The most unrealistic thing were the coincidences. I know that a love interest has to be presented somehow but he the car-loving, Christian, next-door-neighbour who goes to the same high school seemed way too obvious. A few more things not in common would've been appreciated. I also thought it was highly unlikely that everyone Emily befriended or met had the same faith and went to the same church except for one girl at school. There should have been way more people of varying faiths and beliefs. 

Quote: "'And neither of you,' I began, looking between them, 'asked me how it felt to have my first birthday without Mom.'

Recommended: Sisterhood of the Traveling Pants (Ann Brashares), Angels Watching Over Me (Lurlene McDaniel)


  1. I feel kind of bad for saying this but I dismissed this one when I found out it was Christian.

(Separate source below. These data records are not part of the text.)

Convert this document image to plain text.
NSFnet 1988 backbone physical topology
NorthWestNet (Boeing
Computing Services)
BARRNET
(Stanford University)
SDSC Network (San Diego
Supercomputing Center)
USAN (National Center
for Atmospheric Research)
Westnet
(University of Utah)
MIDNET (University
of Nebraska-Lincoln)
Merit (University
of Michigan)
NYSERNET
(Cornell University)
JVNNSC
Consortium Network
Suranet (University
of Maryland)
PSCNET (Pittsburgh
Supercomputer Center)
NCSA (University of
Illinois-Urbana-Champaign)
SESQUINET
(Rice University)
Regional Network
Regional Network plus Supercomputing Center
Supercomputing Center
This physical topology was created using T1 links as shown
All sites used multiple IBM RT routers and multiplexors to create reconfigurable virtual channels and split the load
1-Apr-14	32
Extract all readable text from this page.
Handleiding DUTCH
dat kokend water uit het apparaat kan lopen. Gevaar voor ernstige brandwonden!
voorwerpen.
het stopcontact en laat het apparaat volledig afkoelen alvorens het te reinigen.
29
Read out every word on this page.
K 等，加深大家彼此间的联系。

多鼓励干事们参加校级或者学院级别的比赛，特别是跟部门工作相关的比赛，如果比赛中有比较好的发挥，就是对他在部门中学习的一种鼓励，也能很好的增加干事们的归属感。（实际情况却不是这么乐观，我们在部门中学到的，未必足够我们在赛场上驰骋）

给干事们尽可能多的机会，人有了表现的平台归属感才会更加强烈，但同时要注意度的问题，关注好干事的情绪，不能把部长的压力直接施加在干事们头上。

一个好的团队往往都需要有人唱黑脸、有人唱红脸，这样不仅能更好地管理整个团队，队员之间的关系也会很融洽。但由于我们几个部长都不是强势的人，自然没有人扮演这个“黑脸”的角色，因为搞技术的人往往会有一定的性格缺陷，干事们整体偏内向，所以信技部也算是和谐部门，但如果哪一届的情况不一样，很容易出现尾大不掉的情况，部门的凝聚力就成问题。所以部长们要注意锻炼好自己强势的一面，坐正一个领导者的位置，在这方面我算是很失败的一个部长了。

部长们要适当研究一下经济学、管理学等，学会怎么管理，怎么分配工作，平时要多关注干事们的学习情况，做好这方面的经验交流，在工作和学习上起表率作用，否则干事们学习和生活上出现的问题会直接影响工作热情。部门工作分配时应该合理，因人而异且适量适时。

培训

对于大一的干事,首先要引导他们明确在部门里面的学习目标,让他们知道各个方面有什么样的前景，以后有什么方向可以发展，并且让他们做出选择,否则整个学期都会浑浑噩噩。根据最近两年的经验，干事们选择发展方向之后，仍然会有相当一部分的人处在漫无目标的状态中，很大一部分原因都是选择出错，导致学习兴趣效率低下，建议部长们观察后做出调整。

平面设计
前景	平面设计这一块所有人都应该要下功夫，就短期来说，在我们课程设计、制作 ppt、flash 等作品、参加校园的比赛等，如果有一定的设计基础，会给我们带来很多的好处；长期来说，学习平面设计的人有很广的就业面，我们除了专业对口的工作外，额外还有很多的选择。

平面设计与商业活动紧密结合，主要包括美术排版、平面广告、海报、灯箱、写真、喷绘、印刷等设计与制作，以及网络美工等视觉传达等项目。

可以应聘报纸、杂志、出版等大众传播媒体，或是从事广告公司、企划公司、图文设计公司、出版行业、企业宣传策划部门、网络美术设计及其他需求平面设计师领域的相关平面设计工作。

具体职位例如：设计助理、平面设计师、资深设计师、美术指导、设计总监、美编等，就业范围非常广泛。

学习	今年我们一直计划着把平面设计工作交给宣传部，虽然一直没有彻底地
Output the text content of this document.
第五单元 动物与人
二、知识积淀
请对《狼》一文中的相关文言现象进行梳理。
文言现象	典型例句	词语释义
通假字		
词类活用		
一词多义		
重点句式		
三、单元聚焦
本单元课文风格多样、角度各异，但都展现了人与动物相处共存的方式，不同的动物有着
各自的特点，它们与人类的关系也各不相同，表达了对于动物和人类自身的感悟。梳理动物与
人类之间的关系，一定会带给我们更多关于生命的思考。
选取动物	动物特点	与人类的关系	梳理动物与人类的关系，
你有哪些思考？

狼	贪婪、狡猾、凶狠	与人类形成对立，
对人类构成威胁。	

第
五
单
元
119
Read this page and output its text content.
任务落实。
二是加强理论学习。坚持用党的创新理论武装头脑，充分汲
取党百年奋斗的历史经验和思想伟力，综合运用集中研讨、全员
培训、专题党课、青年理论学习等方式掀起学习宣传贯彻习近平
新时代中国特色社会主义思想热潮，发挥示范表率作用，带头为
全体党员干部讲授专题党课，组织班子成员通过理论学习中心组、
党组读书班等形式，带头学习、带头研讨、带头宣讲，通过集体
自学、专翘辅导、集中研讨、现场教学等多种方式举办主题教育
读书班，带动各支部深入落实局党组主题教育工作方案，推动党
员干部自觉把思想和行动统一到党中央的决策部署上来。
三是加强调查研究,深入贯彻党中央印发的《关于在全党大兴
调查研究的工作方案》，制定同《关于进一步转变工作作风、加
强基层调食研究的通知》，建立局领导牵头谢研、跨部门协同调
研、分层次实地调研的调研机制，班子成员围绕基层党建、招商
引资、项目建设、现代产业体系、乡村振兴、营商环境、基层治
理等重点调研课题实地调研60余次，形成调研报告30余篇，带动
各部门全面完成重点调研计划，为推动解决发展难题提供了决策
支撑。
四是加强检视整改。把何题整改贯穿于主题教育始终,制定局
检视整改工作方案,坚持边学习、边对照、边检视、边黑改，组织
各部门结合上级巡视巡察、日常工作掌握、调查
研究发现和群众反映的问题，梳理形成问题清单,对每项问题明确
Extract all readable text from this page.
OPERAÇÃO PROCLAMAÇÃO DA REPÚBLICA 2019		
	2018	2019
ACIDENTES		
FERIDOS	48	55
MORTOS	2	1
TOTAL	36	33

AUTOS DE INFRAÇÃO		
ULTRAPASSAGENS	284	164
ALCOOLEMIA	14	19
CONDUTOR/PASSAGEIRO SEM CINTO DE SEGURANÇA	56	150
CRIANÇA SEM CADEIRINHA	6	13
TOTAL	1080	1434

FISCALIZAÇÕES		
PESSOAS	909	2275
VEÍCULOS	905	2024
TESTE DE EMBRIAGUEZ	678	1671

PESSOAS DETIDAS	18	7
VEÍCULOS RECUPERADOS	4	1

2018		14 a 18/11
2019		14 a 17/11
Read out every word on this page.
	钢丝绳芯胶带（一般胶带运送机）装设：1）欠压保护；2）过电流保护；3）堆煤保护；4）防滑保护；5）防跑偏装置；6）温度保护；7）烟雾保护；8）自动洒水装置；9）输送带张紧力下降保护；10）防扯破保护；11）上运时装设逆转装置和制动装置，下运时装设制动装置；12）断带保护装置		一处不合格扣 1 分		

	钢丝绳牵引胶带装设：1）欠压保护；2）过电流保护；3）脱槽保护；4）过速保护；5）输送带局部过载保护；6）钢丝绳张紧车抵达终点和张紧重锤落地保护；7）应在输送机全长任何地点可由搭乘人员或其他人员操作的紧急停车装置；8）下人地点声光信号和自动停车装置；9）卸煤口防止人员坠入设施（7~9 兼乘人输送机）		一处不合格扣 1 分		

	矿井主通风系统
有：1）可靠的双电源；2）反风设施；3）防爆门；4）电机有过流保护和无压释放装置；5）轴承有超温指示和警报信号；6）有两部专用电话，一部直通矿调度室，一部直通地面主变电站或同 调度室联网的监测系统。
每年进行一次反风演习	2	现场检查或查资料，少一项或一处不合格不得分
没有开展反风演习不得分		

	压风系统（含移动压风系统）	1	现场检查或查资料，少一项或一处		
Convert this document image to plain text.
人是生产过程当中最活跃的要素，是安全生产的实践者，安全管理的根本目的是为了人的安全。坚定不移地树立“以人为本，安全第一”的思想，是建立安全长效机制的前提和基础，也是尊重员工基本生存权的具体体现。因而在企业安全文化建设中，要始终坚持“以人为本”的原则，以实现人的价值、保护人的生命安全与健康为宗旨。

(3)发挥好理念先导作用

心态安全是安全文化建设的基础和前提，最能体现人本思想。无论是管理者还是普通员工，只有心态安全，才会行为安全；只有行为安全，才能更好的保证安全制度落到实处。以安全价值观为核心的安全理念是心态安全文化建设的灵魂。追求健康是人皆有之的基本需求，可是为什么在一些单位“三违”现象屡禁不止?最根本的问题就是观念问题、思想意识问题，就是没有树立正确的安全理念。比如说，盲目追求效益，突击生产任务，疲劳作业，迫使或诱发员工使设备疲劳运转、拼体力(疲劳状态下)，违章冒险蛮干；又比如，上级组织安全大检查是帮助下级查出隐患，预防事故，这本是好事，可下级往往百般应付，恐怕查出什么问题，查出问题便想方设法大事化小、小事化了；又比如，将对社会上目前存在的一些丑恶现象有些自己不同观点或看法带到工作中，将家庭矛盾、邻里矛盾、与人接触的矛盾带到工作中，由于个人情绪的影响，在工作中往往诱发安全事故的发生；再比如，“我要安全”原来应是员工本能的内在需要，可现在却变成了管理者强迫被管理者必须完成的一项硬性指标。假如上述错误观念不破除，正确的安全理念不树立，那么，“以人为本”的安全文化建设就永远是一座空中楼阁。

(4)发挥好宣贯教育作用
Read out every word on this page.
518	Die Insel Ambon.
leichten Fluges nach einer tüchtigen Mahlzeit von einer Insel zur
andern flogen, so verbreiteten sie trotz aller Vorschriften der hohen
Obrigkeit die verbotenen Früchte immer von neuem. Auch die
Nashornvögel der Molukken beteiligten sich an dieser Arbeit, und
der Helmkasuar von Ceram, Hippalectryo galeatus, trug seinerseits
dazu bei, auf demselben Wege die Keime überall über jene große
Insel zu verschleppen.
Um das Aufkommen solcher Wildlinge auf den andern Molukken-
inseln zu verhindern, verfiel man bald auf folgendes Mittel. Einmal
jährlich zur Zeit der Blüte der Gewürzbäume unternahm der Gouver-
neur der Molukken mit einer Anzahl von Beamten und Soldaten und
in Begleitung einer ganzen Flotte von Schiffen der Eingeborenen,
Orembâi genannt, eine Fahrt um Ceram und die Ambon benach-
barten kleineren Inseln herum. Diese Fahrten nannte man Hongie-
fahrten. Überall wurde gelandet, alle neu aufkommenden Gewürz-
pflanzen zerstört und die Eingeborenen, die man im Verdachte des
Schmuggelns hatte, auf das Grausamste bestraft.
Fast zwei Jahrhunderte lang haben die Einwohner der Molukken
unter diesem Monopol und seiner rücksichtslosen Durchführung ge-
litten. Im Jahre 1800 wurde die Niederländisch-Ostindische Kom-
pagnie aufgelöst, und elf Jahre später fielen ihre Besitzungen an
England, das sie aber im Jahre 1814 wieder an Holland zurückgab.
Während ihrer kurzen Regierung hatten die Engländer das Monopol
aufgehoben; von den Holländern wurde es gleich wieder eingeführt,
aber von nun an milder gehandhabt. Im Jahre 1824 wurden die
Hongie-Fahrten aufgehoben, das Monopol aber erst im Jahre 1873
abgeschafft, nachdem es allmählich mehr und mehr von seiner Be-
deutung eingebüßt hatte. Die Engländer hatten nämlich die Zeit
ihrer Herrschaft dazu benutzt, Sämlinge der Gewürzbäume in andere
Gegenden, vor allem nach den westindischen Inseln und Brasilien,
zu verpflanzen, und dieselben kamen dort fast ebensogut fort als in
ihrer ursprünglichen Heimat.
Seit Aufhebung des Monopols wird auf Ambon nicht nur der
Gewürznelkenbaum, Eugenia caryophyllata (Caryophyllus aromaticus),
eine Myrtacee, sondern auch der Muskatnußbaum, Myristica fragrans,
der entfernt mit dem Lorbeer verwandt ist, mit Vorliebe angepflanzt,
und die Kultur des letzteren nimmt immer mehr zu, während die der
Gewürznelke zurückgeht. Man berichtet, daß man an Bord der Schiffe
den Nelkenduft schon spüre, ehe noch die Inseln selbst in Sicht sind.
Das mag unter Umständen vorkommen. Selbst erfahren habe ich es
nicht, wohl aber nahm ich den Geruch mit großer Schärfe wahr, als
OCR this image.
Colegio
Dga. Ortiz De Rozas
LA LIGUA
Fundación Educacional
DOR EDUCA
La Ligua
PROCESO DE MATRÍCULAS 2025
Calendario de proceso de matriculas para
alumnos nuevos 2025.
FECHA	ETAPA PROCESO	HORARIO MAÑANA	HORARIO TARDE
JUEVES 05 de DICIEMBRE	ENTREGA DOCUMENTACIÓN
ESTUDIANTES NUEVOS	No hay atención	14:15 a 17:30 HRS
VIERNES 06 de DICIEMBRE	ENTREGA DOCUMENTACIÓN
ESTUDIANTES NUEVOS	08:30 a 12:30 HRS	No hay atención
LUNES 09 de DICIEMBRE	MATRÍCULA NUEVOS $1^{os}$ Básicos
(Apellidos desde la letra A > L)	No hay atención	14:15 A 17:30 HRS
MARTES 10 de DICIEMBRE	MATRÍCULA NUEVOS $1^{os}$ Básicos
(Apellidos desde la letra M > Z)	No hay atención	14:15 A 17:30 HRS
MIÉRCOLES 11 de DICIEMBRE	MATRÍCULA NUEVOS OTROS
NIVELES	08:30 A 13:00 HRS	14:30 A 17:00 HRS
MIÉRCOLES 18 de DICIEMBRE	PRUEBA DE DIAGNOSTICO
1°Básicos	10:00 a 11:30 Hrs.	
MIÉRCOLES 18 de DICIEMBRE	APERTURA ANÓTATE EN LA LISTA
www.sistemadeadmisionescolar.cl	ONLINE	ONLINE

I find that it does have a tendency to be preachy, especially in that way that you mentioned.

    I respect that people may believe in all of that stuff, but it's really off-putting for someone who just doesn't.

    Thanks for the honesty.

  2. I definitely want to check this one out, especially since I don't mind Christian fiction. It does seem a bit weird about everyone going to the same church. Even in my Christian elementary school people went to different churches... but I guess it depends on how big the town is, as well.

    Anyway, thanks for the review. =) It's definitely cool that Emily was into cars. I like it when protagonists are unique in some way like that.